A few days ago, my family and I watched 1971’s Willy Wonka & the Chocolate Factory starring Gene Wilder as the candy man. During the movie, Wonka quotes poet Arthur O’Shaughnessy. I believe the line, We are the music makers and the dreamers of dreams, has become more famous than the poem it is borrowed from. Anyway, those lines inspired the poem I share below.
We, the Poets
We are the music makers and the dreamers of dreams.
— Arthur O’Shaughnessy
I’m sure O’Shaughnessy meant well,
painting poets as wizards wielding wands
able to entice dragons from jagged peaks,
conjure fairies sleeping in shadows
that cool the soil beneath mushrooms
and dandelions, but, perhaps, the old bloke
spoke a bit out of turn, draped poets
in expectations too lavish and lush.
None who brandish a quill, who understand
the vitality of ink, can habitually pry
bark from a tree, scrape moss from a stone,
refashion each into magic and mirth.
Sometimes a strong rain is nothing but wet.

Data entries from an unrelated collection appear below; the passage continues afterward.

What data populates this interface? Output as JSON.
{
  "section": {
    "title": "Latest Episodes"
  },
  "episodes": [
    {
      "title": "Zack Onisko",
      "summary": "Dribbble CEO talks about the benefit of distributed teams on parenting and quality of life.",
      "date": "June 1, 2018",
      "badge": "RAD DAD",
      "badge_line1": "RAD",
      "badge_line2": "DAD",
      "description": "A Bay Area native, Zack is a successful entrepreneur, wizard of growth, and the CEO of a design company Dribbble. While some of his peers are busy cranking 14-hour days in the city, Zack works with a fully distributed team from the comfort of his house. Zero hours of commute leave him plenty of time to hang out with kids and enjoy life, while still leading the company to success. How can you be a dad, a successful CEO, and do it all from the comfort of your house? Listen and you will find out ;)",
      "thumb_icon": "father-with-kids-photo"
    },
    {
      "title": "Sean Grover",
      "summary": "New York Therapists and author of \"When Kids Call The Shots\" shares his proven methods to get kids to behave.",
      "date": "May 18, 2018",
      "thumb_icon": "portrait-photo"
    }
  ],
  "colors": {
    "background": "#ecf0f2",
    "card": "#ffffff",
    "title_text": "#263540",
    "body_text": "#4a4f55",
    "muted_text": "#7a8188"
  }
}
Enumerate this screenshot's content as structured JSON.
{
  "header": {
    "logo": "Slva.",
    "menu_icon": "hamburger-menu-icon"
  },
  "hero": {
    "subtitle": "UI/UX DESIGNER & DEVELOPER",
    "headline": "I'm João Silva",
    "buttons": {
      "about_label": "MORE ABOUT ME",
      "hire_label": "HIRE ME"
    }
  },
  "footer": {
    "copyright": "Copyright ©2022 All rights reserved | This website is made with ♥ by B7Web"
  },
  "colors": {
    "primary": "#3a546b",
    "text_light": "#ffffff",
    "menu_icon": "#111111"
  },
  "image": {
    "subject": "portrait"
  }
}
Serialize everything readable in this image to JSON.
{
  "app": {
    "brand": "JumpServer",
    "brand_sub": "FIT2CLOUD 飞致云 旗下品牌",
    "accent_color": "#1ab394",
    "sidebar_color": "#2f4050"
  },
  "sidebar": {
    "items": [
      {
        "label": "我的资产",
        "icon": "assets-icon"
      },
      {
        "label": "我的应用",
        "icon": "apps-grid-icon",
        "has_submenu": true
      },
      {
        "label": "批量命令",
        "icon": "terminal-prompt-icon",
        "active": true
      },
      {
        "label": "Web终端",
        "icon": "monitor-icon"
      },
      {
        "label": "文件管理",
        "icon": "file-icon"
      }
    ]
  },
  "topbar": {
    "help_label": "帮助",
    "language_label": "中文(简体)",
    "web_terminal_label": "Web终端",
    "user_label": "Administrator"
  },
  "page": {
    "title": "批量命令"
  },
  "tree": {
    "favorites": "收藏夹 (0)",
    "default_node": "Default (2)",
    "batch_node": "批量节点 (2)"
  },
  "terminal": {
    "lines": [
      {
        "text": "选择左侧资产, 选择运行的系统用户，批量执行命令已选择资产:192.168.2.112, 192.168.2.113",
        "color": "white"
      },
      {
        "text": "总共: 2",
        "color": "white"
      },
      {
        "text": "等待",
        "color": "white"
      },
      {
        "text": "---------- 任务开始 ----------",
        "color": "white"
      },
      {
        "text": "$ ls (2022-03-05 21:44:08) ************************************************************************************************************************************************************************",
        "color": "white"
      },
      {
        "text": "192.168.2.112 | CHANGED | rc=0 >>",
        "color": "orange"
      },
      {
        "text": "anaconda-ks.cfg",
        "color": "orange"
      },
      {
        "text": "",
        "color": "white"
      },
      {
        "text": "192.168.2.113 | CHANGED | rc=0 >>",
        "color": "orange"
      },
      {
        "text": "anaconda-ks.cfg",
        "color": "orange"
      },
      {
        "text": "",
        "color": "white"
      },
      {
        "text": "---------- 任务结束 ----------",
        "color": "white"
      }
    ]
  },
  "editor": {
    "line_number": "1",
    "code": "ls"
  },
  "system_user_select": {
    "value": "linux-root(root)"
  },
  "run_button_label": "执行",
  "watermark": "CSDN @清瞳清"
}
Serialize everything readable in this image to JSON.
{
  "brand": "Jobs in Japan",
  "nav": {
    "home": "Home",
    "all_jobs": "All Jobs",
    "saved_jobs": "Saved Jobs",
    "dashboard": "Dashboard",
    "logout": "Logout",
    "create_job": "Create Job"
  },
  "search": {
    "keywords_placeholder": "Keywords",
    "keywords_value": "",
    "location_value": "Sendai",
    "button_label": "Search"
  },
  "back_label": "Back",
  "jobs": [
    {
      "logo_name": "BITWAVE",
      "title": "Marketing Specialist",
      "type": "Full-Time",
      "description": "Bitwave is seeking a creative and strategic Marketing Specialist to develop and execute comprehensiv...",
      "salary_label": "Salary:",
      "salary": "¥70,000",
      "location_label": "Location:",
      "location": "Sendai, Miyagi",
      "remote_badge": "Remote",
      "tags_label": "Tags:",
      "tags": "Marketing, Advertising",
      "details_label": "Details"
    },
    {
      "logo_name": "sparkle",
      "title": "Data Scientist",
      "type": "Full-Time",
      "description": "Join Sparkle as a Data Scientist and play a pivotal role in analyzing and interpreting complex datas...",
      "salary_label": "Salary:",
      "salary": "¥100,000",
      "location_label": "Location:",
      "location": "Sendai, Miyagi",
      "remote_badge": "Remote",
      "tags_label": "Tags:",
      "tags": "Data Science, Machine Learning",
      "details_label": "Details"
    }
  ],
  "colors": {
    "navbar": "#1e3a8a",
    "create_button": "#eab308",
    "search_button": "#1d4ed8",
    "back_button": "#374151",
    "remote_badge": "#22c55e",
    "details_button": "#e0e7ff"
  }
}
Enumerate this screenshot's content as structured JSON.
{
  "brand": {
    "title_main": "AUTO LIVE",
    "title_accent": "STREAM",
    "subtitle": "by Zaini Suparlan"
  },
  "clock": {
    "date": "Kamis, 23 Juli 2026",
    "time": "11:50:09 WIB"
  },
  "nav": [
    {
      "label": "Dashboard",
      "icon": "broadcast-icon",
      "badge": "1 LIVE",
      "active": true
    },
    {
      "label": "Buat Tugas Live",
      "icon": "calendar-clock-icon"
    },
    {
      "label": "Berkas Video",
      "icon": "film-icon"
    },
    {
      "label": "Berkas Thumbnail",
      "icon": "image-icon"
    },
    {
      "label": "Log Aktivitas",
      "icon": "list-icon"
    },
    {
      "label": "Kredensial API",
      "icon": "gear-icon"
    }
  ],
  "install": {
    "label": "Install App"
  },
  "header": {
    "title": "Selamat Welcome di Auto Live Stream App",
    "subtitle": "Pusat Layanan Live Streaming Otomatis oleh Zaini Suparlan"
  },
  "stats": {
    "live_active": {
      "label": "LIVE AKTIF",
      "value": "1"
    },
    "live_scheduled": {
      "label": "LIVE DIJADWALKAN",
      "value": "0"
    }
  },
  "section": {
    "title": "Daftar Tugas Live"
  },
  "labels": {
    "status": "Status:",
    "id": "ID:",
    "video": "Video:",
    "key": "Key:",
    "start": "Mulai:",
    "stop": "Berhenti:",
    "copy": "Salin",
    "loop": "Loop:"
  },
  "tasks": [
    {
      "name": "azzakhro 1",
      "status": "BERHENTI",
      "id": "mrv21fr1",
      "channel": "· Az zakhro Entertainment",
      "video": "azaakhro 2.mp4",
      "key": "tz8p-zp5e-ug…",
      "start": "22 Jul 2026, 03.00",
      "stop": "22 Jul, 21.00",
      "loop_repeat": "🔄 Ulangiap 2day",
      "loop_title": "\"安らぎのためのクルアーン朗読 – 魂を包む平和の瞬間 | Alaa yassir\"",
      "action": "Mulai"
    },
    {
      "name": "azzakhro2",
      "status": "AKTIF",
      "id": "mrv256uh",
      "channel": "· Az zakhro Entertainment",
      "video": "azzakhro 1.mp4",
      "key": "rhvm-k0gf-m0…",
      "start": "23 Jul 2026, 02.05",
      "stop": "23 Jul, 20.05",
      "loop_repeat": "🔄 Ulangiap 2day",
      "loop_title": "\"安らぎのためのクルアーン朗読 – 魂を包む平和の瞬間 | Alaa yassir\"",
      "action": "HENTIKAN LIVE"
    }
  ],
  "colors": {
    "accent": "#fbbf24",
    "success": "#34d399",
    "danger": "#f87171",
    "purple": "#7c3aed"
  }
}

Why must we consider each drop
the heartbreak of deities, gods who harvest
thunder and lightning, who fashion themselves
in radiant robes and golden laurels
wreathing waterfalls of hair. Autumn leaves
are just leaves, not fluttering hearts
painted the hues of blood and wine.
And the champagne flutes on the table beneath
the chandelier don’t remind me of tulips,
nor does the chandelier resemble a strange
sea creature, a jellyfish floating in its space,
brilliant, delicate – the only light I’ll ever need to know.